Member of the Kerala Legislative Assembly
- Incumbent
- Assumed office 2026
- Preceded by: Mathew T. Thomas
- Constituency: Adoor Assembly constituency

Personal details
- Born: 1980 (age 45–46) Konni, Pathanamthitta district, Kerala, India
- Party: Indian National Congress
- Parent: Vasu (father);
- Alma mater: Government Law College, Thrissur
- Occupation: Politician; Advocate;

= C. V. Santhakumar =

Indian politician (born 1980)

C. V. Santhakumar (born 1980) is an Indian politician from Kerala.
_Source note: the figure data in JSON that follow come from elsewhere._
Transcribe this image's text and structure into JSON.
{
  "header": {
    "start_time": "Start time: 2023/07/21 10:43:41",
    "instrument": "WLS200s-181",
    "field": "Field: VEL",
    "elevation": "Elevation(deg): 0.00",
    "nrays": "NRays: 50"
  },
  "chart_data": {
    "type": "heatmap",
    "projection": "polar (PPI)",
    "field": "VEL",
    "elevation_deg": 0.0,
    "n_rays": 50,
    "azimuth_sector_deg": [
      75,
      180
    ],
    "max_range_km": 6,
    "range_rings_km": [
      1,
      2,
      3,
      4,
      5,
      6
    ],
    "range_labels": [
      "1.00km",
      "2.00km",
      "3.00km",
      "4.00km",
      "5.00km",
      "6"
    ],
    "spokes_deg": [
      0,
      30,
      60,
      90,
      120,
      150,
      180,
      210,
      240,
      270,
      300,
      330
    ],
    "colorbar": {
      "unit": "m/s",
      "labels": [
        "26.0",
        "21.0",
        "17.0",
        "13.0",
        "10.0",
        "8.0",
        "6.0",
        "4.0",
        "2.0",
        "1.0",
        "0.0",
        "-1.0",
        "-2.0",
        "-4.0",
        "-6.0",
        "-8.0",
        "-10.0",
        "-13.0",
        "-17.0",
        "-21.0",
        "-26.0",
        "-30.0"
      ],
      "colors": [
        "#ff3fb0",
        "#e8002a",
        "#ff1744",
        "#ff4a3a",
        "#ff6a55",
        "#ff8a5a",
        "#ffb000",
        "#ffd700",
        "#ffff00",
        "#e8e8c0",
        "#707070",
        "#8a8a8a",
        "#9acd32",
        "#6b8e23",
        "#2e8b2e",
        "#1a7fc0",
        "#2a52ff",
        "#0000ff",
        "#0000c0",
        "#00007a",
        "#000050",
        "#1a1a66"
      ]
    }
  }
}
He is a member of the Kerala Legislative Assembly from the Adoor Assembly constituency in Pathanamthitta district representing the Indian National Congress.

== Early life ==
Santhakumar is from Konni, Pathanamthitta district, Kerala. He is the son Vasu. He completed BA at a college affiliated with University of Calicut In 2015, and five year BA(Law);LL.B Degree at Government Law College, Thrissur. He is an advocate and his wife is an Overseer, Grade III LSGD, Government of Keralam. He declared assets worth Rs.72 lakhs in his affidavit with the Election Commission of India.

== Career ==
Santhakumar won the Adoor Assembly constituency representing the Indian National Congress in the 2026 Kerala Legislative Assembly election. He polled 66,153 votes and defeated his nearest rival, Priji Kannan of the Communist Party of India, by a margin of 10,332 votes.